While extreme intoxication can be a type of non-insane automatism, extreme cases of sleepwalking have also been described as non-insane automatism, such as in R v. Parks. Non-insane automatism is any involuntary action that doesn’t arise from a “disease of the mind”.

Another post made by Toronto Metropoltian University (formerly Ryerson) Student Union and the Centre For Safer Sex and Sexual Violence Support, states:

“Intoxication is not consent. Intoxication is not an excuse. Intoxication is not a justification. Intoxication is not a defence.”

There is nothing in the recent precedents that disagree with any of these statements. The first three of those statements are not discussed in the precedents, and the last is not relevant.

Under section 273.2(a)(i) of the Criminal Code, it is stated that intoxication cannot be used to excuse or justify sexual assault by claiming belief in consent.

The court’s recent decision is to allow a defendant to take up the defence of non-insane automatism, where they voluntarily consume the substance that later rendered them automatic and unconscious.
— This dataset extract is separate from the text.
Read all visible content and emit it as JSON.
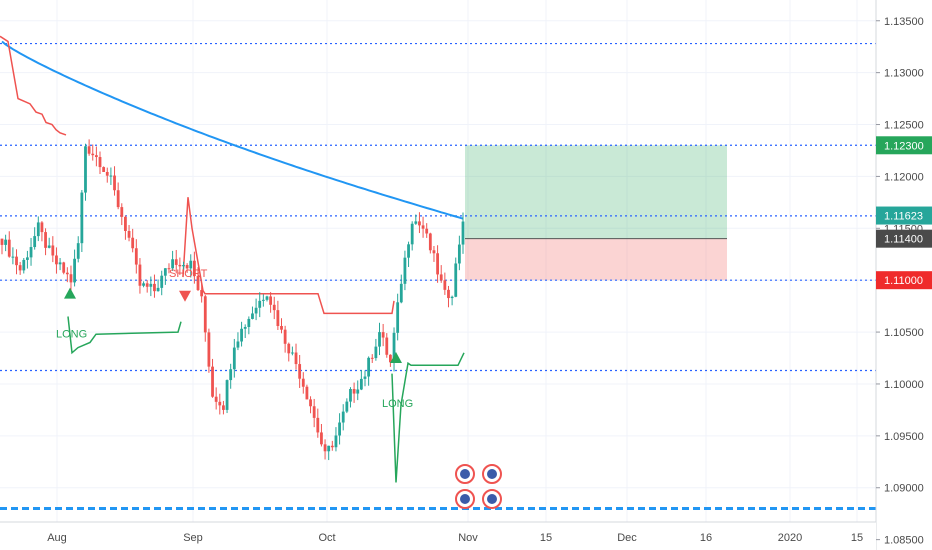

This is not to say that this defence will even be successful in most cases, as automatism usually requires expert opinion evidence to support the claim as it is a psychotic condition.

The Supreme Court also agrees that intoxication is not a defence. In the precedent R v. Brown, the judgement states: “Criminal liability for violent conduct produced by alcohol alone, short of the psychotic state akin to automatism experienced by B, is not in issue.” 

It is, however, true that a few legal scholars have expressed some concern regarding the Supreme Court’s ruling since it was left quite open-ended. Kerri Froc, associate professor of law at the University of New Brunswick stated in an interview with Global News that although it was said that there’ll have to be expert evidence brought, no matter what the intoxicant is, the court never ruled out any kind of intoxicant being used for extreme intoxication defence. This means that defendants could try to use non-insane automatism as a defence for cases involving alcohol, although according to the evidence presented before Parliament, its success rate would be low to zero.

“We are carefully reviewing the decision to determine its effect on victims as well as the criminal law. It is critically important to emphasize that today’s decision does not apply to the vast majority of cases involving a person who commits a criminal offence while intoxicated,” Minister of Justice and Attorney General David Lametti said in a statement cited by multiple media outlets. 

In the aforementioned Instagram post, the repetition of the word intoxication is misleading and diminishes the true topic of the recent precedents. Intoxication is not synonymous with automatism, and they fall under very different circumstances and legal requirements.